Some 15 TDs said they would oppose legislation that would pave the way for abortion and insisted the findings of the expert group on abortion be discussed with them before it is brought to Cabinet. In a signal of a potential backbench mutiny on a flashpoint issue, two of the party’s TDs indicated they would vote against any such laws in the Dáil, even in the event of a Government whip being imposed.
Minister for Health James Reilly, who will receive the report from the expert group, last night gave a commitment to his colleagues that he would consult with them on the findings before going to Cabinet. Dr Reilly made what one TD described as a “cast-iron guarantee” in that regard.
A number of TDs who spoke to The Irish Times last night indicated the parliamentary party was overwhelmingly opposed to liberalisation of the abortion laws.
“I firmly believe that abortion will present a greater challenge than austerity for this Government,” said one TD.
“Fine Gael and Labour have clearly diverging views on this. We made it clear that for Fine Gael this is a red-line issue. We must make sure that Fine Gael Ministers in Cabinet are fully aware of the strong views of Senators and TDs on the matter,” he added.
Party chairman, Laois TD Charlie Flanagan, confirmed the assurance given by Dr Reilly: “The Fine Gael party will have every opportunity to discuss the abortion issue and the report of the expert group before any Government decision is made,” he said.
The matter was raised with Dr Reilly by Waterford TD John Deasy at the end of a presentation by the Minister for Health on the Health Service Executive.

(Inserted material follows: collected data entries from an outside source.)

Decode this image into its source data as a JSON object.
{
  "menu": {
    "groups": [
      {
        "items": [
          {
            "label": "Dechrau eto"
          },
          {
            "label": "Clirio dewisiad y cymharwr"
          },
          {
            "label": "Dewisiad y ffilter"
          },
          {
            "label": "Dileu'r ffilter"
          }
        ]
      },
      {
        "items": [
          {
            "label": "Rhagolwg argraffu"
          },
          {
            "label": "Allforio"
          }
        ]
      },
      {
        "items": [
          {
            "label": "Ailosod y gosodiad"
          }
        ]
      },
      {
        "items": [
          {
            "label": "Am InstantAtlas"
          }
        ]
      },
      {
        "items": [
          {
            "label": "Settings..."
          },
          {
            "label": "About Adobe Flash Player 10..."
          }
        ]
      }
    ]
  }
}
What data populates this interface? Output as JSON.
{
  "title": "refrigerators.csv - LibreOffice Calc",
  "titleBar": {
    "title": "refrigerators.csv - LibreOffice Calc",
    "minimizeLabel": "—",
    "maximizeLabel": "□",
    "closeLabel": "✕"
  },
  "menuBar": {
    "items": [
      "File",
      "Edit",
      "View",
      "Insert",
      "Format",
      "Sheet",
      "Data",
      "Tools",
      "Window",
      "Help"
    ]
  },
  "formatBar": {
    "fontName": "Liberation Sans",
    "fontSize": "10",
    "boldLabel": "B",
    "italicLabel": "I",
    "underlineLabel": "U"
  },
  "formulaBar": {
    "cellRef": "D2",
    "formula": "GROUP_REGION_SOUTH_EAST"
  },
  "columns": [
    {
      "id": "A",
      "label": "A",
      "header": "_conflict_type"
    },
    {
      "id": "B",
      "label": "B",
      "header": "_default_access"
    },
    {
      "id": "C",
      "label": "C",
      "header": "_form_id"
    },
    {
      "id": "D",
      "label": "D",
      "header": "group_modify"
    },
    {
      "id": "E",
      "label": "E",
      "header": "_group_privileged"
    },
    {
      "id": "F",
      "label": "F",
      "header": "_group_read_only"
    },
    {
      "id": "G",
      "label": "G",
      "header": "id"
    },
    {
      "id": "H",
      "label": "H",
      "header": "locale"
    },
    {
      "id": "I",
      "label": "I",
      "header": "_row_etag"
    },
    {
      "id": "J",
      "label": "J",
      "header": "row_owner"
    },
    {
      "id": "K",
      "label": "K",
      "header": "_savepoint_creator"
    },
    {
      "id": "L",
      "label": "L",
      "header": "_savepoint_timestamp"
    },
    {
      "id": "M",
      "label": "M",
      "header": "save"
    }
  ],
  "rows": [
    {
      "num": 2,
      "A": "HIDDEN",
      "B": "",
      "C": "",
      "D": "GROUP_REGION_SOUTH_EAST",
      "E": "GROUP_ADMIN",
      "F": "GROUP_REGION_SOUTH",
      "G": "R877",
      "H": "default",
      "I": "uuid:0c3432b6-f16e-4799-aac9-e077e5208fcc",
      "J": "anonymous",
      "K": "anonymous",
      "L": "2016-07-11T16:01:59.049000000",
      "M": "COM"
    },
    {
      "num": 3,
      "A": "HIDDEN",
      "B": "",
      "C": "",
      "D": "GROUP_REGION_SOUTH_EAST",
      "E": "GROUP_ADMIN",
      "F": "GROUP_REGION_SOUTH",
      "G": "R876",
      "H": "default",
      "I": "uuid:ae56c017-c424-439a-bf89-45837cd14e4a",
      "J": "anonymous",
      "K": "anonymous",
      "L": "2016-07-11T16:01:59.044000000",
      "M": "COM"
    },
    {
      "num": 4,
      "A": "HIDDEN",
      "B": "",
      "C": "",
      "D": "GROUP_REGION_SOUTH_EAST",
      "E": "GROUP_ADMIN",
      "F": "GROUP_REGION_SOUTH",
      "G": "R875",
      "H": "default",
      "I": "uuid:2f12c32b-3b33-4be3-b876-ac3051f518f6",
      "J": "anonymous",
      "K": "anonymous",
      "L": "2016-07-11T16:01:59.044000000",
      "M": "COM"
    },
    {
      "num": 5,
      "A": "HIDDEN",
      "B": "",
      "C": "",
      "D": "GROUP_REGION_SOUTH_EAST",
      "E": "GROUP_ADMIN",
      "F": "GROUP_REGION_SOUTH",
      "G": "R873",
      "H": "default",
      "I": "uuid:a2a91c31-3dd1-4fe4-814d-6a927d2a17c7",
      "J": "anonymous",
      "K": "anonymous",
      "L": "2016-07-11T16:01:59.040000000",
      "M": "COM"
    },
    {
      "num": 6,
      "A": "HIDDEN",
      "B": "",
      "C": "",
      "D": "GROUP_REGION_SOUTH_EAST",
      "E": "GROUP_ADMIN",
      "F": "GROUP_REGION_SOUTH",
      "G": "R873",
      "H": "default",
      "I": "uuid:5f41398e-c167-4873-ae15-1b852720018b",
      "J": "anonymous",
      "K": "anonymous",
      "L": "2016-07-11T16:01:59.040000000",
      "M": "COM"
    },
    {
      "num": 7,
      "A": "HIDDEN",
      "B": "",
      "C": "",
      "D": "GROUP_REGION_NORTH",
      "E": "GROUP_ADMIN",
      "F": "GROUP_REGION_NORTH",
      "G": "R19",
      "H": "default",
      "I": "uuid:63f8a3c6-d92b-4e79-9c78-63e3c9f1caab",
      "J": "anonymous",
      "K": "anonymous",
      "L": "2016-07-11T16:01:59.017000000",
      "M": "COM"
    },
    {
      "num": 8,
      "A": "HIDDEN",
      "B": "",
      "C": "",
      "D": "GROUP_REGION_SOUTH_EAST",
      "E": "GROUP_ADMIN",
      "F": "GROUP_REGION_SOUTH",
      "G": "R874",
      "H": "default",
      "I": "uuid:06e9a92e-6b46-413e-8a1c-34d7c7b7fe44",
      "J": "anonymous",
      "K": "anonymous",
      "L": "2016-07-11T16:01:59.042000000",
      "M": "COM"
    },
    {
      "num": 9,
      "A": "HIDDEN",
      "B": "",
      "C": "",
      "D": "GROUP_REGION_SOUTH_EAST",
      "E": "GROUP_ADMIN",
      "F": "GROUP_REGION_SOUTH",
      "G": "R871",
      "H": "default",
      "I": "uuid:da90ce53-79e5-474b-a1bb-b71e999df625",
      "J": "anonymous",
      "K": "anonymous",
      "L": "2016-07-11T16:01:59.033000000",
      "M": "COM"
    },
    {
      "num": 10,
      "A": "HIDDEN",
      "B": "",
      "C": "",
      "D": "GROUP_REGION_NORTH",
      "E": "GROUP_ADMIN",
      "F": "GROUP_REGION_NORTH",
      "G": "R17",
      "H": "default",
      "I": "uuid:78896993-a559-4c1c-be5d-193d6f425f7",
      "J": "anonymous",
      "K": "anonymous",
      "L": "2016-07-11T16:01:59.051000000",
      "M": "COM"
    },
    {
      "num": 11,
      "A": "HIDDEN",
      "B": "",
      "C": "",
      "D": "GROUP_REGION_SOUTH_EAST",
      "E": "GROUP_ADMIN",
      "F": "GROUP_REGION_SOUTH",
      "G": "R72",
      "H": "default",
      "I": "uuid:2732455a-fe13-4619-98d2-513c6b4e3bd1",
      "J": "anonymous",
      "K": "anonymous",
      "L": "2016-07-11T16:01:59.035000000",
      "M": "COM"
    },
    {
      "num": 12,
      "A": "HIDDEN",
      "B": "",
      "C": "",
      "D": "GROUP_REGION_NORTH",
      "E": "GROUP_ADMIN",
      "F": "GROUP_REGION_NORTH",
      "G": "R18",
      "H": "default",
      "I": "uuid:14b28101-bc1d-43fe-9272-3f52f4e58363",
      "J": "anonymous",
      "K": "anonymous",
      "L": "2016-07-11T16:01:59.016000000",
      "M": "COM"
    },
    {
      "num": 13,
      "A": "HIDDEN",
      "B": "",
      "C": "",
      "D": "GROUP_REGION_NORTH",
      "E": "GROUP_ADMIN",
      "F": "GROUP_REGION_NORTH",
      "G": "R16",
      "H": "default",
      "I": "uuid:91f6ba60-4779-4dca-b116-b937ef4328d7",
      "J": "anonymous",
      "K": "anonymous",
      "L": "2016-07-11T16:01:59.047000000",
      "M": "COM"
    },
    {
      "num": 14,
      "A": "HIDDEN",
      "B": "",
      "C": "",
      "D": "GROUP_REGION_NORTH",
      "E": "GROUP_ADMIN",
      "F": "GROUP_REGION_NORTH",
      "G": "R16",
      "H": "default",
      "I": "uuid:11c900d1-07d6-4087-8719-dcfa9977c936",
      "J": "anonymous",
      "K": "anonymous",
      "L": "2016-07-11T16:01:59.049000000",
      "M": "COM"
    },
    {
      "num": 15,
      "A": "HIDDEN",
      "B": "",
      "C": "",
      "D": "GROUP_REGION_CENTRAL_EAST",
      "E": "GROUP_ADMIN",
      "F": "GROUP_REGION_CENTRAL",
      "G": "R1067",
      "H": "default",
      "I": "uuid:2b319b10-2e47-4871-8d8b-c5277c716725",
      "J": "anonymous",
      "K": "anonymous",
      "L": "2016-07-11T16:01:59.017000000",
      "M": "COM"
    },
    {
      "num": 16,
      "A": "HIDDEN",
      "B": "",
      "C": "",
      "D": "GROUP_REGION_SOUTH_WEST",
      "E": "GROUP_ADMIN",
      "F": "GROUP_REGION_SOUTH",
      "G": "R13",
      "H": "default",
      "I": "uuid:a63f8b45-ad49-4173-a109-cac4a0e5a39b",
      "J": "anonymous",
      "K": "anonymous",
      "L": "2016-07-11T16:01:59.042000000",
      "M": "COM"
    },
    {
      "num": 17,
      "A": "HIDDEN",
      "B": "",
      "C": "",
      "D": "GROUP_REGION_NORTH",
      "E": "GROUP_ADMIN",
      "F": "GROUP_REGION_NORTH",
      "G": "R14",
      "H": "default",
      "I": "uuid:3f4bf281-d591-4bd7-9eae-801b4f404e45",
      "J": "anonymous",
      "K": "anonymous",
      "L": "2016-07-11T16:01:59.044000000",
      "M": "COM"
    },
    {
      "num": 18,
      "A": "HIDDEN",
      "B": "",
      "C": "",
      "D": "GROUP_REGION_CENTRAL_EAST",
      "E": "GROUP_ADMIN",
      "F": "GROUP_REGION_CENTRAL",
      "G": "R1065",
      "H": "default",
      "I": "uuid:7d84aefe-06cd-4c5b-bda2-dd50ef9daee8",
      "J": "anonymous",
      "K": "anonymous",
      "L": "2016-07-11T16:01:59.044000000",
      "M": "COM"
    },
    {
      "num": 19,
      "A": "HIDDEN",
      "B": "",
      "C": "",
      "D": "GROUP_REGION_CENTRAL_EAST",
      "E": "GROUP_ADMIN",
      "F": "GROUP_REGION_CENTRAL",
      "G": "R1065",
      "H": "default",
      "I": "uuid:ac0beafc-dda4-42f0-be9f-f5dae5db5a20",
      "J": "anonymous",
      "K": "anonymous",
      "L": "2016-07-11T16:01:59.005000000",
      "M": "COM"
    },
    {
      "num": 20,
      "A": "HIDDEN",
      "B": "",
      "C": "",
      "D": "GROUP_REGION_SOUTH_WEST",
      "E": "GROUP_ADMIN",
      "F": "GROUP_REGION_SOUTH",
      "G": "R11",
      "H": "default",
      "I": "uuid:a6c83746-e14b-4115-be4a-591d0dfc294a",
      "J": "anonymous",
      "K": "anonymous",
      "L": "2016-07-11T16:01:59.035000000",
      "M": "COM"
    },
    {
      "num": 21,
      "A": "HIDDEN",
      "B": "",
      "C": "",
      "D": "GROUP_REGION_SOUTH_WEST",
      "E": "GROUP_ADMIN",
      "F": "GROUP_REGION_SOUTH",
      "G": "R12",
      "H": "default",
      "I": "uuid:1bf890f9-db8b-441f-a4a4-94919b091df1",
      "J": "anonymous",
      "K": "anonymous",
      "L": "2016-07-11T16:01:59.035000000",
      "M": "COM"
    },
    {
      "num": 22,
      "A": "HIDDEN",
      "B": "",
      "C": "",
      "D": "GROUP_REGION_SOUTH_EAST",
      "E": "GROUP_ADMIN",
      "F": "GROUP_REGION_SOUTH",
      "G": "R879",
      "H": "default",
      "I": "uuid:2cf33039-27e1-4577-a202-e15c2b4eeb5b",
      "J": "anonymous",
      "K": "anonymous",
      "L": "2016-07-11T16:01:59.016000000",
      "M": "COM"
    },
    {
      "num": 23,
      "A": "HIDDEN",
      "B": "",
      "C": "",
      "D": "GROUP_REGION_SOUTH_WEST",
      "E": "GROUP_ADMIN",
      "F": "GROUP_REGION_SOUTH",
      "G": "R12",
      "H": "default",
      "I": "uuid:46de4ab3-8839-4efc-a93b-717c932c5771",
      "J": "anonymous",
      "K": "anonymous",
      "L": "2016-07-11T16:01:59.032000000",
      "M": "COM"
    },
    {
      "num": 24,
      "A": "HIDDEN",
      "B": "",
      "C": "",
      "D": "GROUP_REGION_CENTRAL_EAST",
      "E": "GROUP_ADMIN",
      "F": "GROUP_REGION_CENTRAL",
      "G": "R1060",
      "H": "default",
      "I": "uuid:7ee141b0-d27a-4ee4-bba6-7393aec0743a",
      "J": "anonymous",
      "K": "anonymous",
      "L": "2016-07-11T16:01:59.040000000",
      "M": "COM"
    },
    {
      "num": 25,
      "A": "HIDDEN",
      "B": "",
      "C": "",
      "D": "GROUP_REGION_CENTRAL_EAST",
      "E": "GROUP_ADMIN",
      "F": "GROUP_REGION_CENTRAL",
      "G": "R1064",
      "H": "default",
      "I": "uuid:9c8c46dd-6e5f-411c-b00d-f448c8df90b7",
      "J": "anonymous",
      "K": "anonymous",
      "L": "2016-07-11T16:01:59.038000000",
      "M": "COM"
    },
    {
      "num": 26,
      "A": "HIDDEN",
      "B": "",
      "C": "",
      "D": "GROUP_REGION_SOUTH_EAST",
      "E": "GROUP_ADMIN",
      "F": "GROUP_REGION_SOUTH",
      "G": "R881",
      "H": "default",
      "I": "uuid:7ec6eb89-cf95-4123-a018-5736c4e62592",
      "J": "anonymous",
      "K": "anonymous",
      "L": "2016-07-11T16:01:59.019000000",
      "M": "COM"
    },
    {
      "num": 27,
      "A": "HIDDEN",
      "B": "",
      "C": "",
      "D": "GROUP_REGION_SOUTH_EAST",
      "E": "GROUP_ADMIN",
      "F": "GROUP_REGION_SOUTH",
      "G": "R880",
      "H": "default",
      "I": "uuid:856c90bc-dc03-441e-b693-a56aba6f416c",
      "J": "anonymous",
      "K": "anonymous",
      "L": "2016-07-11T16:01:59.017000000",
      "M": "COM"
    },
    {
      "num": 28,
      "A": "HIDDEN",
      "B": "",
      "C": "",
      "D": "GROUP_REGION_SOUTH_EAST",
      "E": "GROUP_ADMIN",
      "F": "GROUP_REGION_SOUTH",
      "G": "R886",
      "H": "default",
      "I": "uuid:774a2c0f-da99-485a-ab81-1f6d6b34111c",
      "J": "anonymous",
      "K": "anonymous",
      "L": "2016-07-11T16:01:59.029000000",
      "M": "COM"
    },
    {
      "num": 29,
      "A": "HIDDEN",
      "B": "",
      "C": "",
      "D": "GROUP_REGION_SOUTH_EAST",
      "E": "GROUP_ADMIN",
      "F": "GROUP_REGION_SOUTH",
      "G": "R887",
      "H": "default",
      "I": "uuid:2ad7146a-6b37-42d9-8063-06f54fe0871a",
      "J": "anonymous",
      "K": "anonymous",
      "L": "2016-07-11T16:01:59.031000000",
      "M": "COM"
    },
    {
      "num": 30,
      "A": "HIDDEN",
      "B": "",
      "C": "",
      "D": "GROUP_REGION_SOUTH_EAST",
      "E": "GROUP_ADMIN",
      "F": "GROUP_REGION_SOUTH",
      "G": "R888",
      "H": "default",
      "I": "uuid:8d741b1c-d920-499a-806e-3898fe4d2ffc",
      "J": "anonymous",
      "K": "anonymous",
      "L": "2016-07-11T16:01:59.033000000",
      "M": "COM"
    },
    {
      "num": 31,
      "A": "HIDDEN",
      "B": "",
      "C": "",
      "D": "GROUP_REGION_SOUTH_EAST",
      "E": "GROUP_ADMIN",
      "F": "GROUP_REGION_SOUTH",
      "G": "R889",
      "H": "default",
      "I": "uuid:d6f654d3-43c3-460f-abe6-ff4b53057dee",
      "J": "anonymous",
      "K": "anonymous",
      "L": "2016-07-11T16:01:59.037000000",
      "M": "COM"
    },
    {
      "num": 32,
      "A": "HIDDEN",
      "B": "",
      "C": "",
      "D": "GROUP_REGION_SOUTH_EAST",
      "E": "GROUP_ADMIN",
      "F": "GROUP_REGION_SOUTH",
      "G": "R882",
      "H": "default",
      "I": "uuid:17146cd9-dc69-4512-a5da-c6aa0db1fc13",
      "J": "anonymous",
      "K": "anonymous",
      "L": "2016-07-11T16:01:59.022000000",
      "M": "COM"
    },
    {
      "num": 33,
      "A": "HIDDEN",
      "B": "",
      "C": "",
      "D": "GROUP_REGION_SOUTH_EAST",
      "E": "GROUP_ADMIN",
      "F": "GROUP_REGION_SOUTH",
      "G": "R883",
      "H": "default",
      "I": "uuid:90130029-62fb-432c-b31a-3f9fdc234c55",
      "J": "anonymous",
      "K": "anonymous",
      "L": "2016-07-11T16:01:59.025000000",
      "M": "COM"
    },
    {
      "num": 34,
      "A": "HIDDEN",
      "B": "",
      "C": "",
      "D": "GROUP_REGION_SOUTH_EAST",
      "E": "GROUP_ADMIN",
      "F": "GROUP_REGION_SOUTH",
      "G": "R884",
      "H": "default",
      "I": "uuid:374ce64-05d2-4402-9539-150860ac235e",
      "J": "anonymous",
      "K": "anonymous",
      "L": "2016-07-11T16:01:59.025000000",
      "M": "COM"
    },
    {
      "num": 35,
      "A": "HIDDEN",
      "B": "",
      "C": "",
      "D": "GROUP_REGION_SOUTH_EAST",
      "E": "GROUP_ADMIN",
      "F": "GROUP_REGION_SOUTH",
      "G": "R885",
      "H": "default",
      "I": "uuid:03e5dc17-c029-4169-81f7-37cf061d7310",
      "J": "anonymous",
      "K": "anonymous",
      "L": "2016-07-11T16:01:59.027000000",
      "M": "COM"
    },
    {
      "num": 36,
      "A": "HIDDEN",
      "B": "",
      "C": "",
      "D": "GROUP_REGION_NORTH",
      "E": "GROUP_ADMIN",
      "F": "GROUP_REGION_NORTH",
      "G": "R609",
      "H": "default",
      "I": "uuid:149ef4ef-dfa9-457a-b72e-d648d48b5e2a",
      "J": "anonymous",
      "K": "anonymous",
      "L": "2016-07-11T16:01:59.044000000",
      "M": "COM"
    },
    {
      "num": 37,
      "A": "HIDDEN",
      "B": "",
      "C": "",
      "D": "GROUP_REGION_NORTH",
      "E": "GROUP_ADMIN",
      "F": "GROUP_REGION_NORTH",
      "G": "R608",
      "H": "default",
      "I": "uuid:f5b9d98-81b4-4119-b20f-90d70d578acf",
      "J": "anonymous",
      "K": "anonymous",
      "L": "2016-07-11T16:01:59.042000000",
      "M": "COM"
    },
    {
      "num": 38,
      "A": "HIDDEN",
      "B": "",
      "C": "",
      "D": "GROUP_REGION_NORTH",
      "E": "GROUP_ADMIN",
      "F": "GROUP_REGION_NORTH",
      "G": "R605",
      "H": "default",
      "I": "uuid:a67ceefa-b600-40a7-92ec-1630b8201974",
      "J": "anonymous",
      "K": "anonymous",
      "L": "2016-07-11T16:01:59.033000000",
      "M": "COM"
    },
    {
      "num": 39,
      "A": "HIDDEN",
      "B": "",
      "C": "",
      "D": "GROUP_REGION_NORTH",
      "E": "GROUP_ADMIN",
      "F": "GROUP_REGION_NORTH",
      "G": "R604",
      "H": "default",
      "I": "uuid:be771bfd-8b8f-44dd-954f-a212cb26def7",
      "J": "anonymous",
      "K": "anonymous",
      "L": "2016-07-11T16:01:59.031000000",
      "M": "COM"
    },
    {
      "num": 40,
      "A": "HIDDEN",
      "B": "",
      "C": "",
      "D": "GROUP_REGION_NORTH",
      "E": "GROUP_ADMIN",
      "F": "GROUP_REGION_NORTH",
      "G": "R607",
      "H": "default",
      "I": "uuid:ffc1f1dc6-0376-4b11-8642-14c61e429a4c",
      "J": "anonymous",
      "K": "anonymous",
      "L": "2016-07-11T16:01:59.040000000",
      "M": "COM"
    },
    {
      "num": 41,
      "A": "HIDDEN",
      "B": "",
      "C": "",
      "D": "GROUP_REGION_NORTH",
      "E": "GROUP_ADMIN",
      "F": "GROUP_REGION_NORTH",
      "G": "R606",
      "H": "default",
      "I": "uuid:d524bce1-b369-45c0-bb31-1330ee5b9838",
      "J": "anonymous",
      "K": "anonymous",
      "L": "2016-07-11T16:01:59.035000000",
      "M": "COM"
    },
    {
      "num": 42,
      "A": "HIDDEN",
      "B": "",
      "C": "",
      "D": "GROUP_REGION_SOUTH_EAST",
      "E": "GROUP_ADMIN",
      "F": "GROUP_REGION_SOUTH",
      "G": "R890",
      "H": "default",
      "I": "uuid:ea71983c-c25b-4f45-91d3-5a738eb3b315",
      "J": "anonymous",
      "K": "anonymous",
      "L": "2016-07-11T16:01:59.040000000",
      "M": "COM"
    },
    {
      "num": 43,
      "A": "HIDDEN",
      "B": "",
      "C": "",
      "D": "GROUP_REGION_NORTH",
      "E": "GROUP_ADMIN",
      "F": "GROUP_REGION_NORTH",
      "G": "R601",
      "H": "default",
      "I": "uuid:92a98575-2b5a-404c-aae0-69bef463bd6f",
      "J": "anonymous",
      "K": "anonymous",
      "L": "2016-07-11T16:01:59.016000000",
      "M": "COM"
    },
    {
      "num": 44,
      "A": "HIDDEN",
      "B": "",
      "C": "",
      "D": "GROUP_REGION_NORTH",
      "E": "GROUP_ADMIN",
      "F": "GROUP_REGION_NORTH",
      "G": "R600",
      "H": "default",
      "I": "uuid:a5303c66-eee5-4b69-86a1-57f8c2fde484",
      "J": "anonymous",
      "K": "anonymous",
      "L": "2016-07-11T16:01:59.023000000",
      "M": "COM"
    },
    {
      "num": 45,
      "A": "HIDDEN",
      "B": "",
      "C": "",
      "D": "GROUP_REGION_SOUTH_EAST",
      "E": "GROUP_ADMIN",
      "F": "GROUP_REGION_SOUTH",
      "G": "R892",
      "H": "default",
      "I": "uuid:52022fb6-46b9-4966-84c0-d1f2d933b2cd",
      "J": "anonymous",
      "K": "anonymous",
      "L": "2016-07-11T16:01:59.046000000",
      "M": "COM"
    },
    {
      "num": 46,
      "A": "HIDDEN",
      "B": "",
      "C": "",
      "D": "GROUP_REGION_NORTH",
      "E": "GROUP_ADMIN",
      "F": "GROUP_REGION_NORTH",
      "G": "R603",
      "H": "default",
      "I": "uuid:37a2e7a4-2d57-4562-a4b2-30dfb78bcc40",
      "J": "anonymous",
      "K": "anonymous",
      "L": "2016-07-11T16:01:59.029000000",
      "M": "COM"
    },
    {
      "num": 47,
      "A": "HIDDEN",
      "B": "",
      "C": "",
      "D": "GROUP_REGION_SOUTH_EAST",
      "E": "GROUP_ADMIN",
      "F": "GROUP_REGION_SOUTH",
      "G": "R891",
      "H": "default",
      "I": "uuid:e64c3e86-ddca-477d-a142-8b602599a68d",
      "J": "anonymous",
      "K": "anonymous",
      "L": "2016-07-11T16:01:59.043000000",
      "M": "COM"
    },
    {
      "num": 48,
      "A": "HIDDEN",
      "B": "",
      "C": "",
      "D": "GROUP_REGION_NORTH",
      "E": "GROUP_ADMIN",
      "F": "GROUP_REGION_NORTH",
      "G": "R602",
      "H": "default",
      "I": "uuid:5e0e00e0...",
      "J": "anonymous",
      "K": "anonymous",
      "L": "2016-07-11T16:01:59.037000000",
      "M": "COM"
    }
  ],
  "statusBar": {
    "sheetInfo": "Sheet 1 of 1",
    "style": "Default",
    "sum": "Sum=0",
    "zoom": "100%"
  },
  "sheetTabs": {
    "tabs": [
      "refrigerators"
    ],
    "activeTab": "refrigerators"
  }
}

He said the matter could not be decided by Government without reference to Fine Gael TDs and Senators. Two TDs, Simon Harris from Wicklow and James Bannon from Longford-Westmeath, said they would vote against any such law in the Dáil.
Concerns had been raised within Fine Gael in recent weeks that the Cabinet would make a decision on the report of the expert group, chaired by High Court judge Seán Ryan, and present it to Fine Gael as a “done deal”.
There was also concern about Dr Reilly’s response to the recent private member’s motion brought by Socialist Party TD Clare Daly, which called for legislation to give effect to the ruling in the European Court of Human Rights on the “X” case.
Dr Reilly had said that six successive governments had shirked their responsibility on the issue.
However, he told his colleagues last night that that did not necessarily mean a commitment to legislate, rather a commitment to address the issue.
He also defended the expert group against suggestions that it was imbalanced or partial.
The group, formed in January in response to the judgment of the European Court of Human Rights on Irish abortion laws, is expected to complete its work in September.
Minister of State Lucinda Creighton and Limerick Fine Gael TD Patrick O’Donovan both argued that the State was not bound to ECHR decisions in the same way as it was to the European Court of Justice.
Among those who spoke out strongly were John O’Mahony (Mayo), Regina Doherty (Meath East) and Mr Deasy.